La exposición a inseguridad laboral percibida provoca en general un incremento del riesgo de padecer problemas de salud mental: entre un 30 y un 50 por ciento más una vez controlados todos los factores que pueden distorsionar dicha relación. También provoca, aunque en menor medida, un incremento del riesgo de padecer una mala salud general y experimentar problemas de sueño. Asimismo, trabajar en empresas donde se han producido despidos en el último año es un factor de riesgo a tener muy en cuenta. Finalmente, observamos que los trabajadores provenientes de hogares con dificultades económicas para llegar a final de mes, tenían un riesgo muy superior de experimentar los problemas de salud mencionados.

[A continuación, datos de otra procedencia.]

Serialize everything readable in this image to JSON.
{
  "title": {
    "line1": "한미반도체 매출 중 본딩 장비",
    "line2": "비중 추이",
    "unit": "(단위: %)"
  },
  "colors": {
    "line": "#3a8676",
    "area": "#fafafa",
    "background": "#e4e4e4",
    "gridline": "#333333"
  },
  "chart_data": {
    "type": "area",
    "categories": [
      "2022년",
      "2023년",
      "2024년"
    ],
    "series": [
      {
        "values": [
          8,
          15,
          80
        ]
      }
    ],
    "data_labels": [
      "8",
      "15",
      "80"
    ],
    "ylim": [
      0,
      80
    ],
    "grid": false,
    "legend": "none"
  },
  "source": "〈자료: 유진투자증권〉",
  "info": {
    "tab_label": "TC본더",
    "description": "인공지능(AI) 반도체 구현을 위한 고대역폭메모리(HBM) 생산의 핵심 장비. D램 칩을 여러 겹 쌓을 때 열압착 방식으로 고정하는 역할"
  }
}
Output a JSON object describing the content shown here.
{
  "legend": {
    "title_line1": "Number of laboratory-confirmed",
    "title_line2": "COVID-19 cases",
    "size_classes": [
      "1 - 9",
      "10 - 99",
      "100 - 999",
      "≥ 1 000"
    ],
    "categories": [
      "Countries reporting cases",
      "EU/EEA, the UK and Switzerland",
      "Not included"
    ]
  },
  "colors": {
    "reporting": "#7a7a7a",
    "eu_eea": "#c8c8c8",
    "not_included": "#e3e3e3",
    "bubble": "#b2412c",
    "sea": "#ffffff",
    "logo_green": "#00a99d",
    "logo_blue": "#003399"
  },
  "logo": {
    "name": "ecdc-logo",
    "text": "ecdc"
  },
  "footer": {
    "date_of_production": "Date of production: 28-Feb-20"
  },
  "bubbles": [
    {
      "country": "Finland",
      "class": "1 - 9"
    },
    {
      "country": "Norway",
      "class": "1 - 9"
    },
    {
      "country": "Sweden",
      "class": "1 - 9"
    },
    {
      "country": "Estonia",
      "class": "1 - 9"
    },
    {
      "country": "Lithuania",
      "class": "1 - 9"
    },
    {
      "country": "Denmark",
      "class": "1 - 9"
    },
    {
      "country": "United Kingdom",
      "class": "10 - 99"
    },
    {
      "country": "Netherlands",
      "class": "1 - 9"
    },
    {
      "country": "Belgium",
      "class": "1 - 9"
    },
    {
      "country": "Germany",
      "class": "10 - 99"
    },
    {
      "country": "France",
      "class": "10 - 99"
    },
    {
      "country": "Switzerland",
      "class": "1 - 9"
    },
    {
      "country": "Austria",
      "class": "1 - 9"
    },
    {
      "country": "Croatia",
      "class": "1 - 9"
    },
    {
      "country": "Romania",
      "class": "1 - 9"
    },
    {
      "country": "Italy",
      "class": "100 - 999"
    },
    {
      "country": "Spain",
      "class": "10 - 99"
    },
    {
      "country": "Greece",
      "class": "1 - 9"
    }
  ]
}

También observamos que los y las trabajadoras de mayor edad están muy preocupadas por la posibilidad de no encontrar otro trabajo, a pesar de que en general perciben pocas probabilidades de que vayan a perderlo. Además, la preocupación por perder y/o empeorar el empleo supera a las probabilidades percibidas de que alguno de esos eventos llegue a producirse. Es decir, que la preocupación no afecta solo a los más “objetivamente” precarios sino que se extiende a otras capas de trabajadores mejor posicionados en el mercado de trabajo. Ambos resultados seguramente tienen que ver con la situación del mercado laboral en España, sus altos índices de desempleo y la mala calidad de los nuevos empleos en términos de condiciones de trabajo que se crean tras la crisis de 2008.

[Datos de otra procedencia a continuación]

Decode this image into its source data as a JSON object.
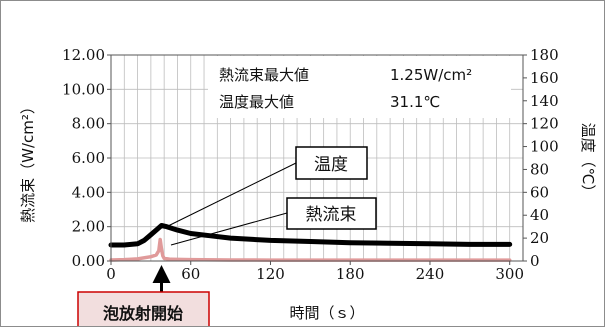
{
  "chart_data": {
    "type": "line",
    "x": {
      "label": "時間（ｓ）",
      "lim": [
        0,
        310
      ],
      "ticks": [
        0,
        60,
        120,
        180,
        240,
        300
      ],
      "tick_labels": [
        "0",
        "60",
        "120",
        "180",
        "240",
        "300"
      ],
      "grid_minor_step": 10
    },
    "y_left": {
      "label": "熱流束（W/cm²）",
      "lim": [
        0,
        12
      ],
      "ticks": [
        0,
        2,
        4,
        6,
        8,
        10,
        12
      ],
      "tick_labels": [
        "0.00",
        "2.00",
        "4.00",
        "6.00",
        "8.00",
        "10.00",
        "12.00"
      ]
    },
    "y_right": {
      "label": "温度（℃）",
      "lim": [
        0,
        180
      ],
      "ticks": [
        0,
        20,
        40,
        60,
        80,
        100,
        120,
        140,
        160,
        180
      ],
      "tick_labels": [
        "0",
        "20",
        "40",
        "60",
        "80",
        "100",
        "120",
        "140",
        "160",
        "180"
      ]
    },
    "grid": true,
    "series": [
      {
        "name": "温度",
        "axis": "right",
        "color": "#000000",
        "x": [
          0,
          10,
          20,
          25,
          30,
          35,
          38,
          42,
          50,
          60,
          75,
          90,
          120,
          150,
          180,
          210,
          240,
          270,
          300
        ],
        "y": [
          14,
          14,
          15,
          18,
          23,
          28,
          31,
          30,
          27,
          24,
          22,
          20,
          18,
          17,
          16,
          15.5,
          15,
          14.5,
          14.5
        ]
      },
      {
        "name": "熱流束",
        "axis": "left",
        "color": "#e09a9a",
        "x": [
          0,
          10,
          20,
          30,
          34,
          36,
          37,
          38,
          39,
          40,
          45,
          60,
          90,
          120,
          180,
          240,
          300
        ],
        "y": [
          0.06,
          0.08,
          0.12,
          0.25,
          0.35,
          0.6,
          1.25,
          0.7,
          0.3,
          0.15,
          0.1,
          0.08,
          0.06,
          0.05,
          0.05,
          0.05,
          0.05
        ]
      }
    ],
    "stats": [
      {
        "label": "熱流束最大値",
        "value": "1.25W/cm²"
      },
      {
        "label": "温度最大値",
        "value": "31.1℃"
      }
    ],
    "annotations": {
      "temperature_callout": "温度",
      "heatflux_callout": "熱流束",
      "start_marker_label": "泡放射開始",
      "start_marker_x": 38
    }
  }
}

La preocupación por cada uno de los seis aspectos del empleo analizados como inseguros aumenta cuando incrementan las probabilidades de que estos empeoren o desaparezcan uno a uno. En general las personas preocupadas por perder su trabajo, también están preocupadas por que les bajen el salario, empeore su horario o no puedan encontrar otro trabajo. Asimismo, los que tienen altas probabilidades de perder su trabajo suelen tener también altas probabilidades de empeorar sus condiciones pero en cambio no tienen por qué ser los mismos que experimenten un riesgo elevado de no encontrar un trabajo alternativo. Quizá, y esto hay que seguir investigándolo, porque es más fácil conseguir un trabajo temporal o precario que uno de más calidad.

¿Qué aplicación práctica tiene esta investigación?

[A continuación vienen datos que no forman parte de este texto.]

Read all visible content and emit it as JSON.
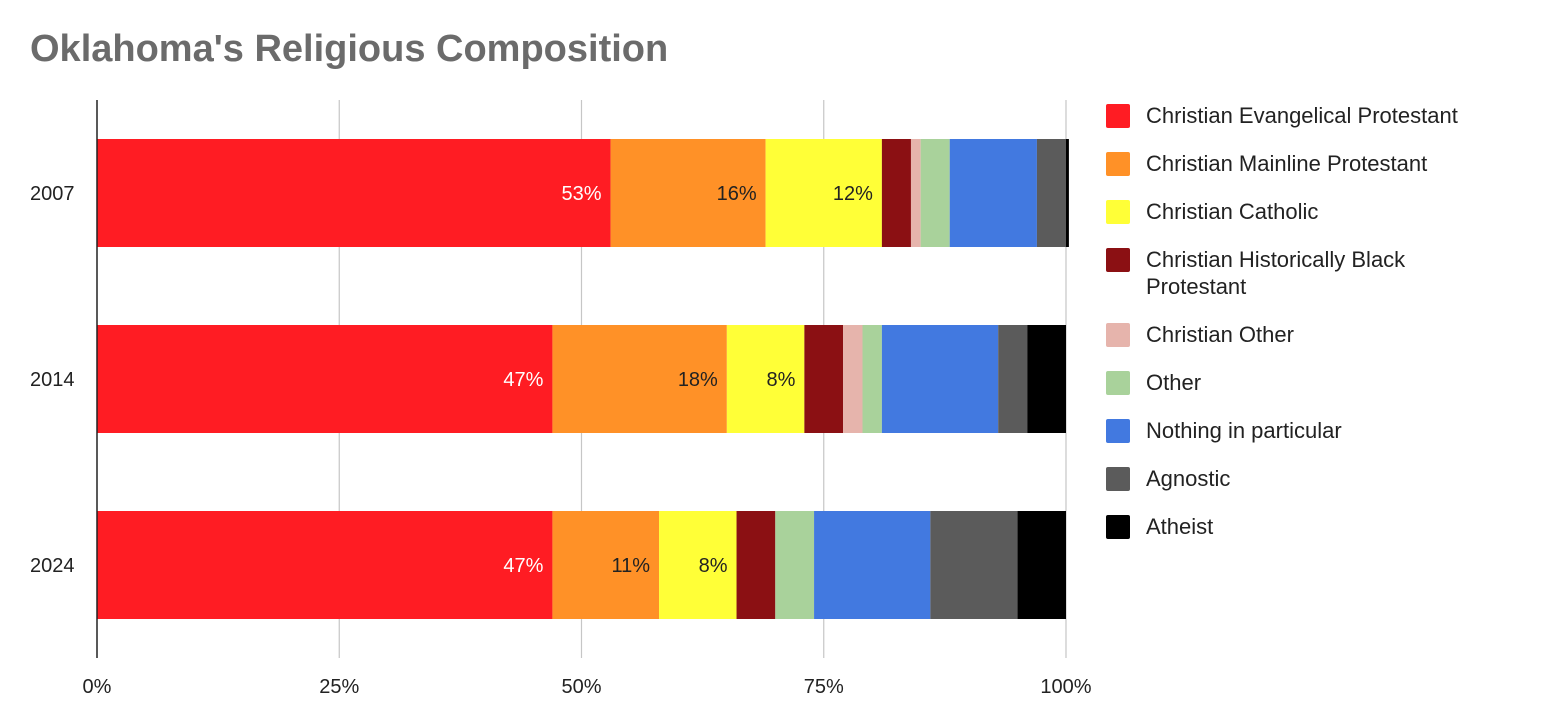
{
  "title": "Oklahoma's Religious Composition",
  "colors": {
    "Christian Evangelical Protestant": "#ff1c23",
    "Christian Mainline Protestant": "#ff9127",
    "Christian Catholic": "#ffff37",
    "Christian Historically Black Protestant": "#8b1013",
    "Christian Other": "#e6b4ac",
    "Other": "#a9d29b",
    "Nothing in particular": "#4279e0",
    "Agnostic": "#5b5b5b",
    "Atheist": "#000000"
  },
  "chart_data": {
    "type": "bar",
    "orientation": "horizontal",
    "stacked": true,
    "title": "Oklahoma's Religious Composition",
    "categories": [
      "2007",
      "2014",
      "2024"
    ],
    "x_ticks": [
      "0%",
      "25%",
      "50%",
      "75%",
      "100%"
    ],
    "xlim": [
      0,
      100
    ],
    "grid": true,
    "legend_position": "right",
    "series": [
      {
        "name": "Christian Evangelical Protestant",
        "values": [
          53,
          47,
          47
        ],
        "labels": [
          "53%",
          "47%",
          "47%"
        ]
      },
      {
        "name": "Christian Mainline Protestant",
        "values": [
          16,
          18,
          11
        ],
        "labels": [
          "16%",
          "18%",
          "11%"
        ]
      },
      {
        "name": "Christian Catholic",
        "values": [
          12,
          8,
          8
        ],
        "labels": [
          "12%",
          "8%",
          "8%"
        ]
      },
      {
        "name": "Christian Historically Black Protestant",
        "values": [
          3,
          4,
          4
        ],
        "labels": [
          "",
          "",
          ""
        ]
      },
      {
        "name": "Christian Other",
        "values": [
          1,
          2,
          0
        ],
        "labels": [
          "",
          "",
          ""
        ]
      },
      {
        "name": "Other",
        "values": [
          3,
          2,
          4
        ],
        "labels": [
          "",
          "",
          ""
        ]
      },
      {
        "name": "Nothing in particular",
        "values": [
          9,
          12,
          12
        ],
        "labels": [
          "",
          "",
          ""
        ]
      },
      {
        "name": "Agnostic",
        "values": [
          3,
          3,
          9
        ],
        "labels": [
          "",
          "",
          ""
        ]
      },
      {
        "name": "Atheist",
        "values": [
          0.3,
          4,
          5
        ],
        "labels": [
          "",
          "",
          ""
        ]
      }
    ]
  }
}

Identificar la inseguridad laboral como un riesgo psicosocial y mostrar que afecta negativamente a la salud de la población asalariada española permite, de acuerdo con la legislación vigente, intervenir en el problema desde un lugar clave como es la empresa en el marco de las relaciones laborales. Entender la inseguridad como un factor de riesgo psicosocial, modificable por tanto, permite evaluar su magnitud y actuar consecuentemente para eliminar el riesgo o reducir al mínimo su exposición o presencia. Independientemente de lo anchos o estrechos que sean los márgenes de actuación, debemos aprovechar todas las oportunidades disponibles para intervenir en favor de la salud y las condiciones de trabajo de los trabajadores y ello pasa por una acción sindical y de prevención decidida y valiente.

También nos muestra que las políticas para luchar contra la inseguridad y sus nocivas consecuencias para la salud deben prestar atención a todos los elementos que configuran esa inseguridad y no centrarse únicamente en uno de ellos pensando que son vasos directamente comunicantes.